Опер неопределенно покачал головой. Кирилл продолжил.
– Идеология оказалась капканом для членов движения «Анархисты Седьмого Дня». Наверное, любая идеология рано или поздно заводит своих последователей в тупик. И теперешних унылых борцов с коррупцией заведет. Уж я-то знаю. Если вы помните, у нас случались более интересные и креативные акции, чем сейчас у молодых. Мы захватывали администрацию города и держали оборону целую неделю. Приковывали себя наручниками к дверям различных учреждений. Митинги и пикеты представлялись нам архаичной формой протеста. Впрочем, в то время и законодательство к таким как мы было менее строгим. Если и арестовывали, то, как правило, не более чем на трое суток. Сейчас все строже и жестче. Но наше движение сошло на нет не из-за этого.

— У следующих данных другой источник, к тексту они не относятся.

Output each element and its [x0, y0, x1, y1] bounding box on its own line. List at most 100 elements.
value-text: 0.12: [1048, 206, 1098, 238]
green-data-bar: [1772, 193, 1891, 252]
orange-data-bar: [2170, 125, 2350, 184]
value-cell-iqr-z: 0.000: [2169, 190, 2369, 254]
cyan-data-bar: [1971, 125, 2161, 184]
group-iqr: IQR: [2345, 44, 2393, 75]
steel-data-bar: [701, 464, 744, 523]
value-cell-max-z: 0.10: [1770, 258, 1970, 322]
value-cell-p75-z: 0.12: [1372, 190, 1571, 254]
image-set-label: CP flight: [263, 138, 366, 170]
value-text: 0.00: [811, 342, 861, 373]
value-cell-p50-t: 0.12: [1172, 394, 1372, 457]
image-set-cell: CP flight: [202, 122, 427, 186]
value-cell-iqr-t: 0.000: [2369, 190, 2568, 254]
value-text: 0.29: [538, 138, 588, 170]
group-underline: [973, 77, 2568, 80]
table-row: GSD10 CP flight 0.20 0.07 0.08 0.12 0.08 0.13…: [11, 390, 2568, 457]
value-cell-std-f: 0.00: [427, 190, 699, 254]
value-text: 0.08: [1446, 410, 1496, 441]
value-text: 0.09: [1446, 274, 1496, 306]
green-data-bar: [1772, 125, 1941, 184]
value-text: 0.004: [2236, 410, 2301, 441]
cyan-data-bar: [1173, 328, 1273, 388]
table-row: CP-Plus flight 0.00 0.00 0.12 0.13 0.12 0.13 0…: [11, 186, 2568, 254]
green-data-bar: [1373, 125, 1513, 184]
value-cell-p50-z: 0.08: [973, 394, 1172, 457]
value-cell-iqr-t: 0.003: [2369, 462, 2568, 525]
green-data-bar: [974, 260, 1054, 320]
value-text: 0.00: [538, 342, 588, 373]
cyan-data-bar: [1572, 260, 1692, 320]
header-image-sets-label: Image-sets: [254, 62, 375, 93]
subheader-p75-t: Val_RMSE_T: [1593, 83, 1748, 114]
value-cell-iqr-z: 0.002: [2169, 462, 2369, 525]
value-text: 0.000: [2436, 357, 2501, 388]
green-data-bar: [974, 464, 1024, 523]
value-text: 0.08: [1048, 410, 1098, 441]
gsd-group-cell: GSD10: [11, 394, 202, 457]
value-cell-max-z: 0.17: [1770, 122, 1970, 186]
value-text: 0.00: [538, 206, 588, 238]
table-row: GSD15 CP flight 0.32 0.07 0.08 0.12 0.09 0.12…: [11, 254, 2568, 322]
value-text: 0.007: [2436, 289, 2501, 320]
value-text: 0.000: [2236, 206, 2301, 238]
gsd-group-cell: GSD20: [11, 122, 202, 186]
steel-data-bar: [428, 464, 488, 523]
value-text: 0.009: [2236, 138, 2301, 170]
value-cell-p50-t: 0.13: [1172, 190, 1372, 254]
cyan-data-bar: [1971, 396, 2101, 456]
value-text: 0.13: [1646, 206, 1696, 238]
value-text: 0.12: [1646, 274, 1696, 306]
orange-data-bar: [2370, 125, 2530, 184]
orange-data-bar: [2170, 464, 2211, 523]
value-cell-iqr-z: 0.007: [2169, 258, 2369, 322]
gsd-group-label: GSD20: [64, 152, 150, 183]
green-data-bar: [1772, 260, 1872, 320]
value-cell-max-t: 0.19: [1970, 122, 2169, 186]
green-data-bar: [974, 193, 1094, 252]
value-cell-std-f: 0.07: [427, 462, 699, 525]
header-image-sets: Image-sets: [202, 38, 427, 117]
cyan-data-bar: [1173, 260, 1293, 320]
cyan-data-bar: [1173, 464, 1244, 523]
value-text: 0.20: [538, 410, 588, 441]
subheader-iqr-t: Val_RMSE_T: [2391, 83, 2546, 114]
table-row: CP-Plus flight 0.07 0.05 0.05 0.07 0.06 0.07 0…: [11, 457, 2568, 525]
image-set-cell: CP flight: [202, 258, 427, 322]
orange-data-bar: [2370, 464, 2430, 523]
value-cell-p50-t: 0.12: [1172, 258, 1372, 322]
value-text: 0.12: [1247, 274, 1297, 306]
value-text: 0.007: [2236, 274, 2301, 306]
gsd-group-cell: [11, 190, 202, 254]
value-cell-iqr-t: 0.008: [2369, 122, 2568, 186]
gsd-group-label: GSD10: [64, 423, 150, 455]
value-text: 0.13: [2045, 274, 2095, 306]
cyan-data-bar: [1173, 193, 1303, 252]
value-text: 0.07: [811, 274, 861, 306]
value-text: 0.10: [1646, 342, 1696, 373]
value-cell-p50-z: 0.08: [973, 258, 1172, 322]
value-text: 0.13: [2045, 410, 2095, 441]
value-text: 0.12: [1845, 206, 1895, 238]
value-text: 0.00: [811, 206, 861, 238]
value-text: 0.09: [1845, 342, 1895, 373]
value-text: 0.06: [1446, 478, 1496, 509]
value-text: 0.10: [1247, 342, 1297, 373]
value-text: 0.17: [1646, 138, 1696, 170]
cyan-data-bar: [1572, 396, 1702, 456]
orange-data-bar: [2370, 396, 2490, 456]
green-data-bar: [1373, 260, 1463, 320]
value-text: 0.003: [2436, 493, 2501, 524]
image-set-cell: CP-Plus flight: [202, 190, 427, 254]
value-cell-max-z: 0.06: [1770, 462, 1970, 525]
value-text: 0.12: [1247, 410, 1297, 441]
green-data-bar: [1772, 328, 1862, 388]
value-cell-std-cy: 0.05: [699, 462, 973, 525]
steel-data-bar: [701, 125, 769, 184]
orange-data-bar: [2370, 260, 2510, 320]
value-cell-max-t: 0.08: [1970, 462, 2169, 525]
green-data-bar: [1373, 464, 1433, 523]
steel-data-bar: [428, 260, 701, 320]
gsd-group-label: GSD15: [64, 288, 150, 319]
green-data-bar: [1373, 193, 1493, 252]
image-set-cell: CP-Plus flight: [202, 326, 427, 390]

Идеологи движения разочаровались в людях. Мы боролись за их интересы, сидели в каталажках, ночевали в палатках, нас избивали, но мало кто к нам присоединялся. Люди приходили, говорили о своей проблеме, просили нашей поддержки, но сами участвовать в акциях категорически не хотели. Идеологи обиделись на людей. Те, кто нас юзал, как правило, отсиживался в кустах. Как будто ради мертвых стараешься. На фоне мертвецов нетрудно прослыть пассионарием. Какое-то время этот ореол героя и мученика грел, но затем наступило разочарование. Разочарование в людях.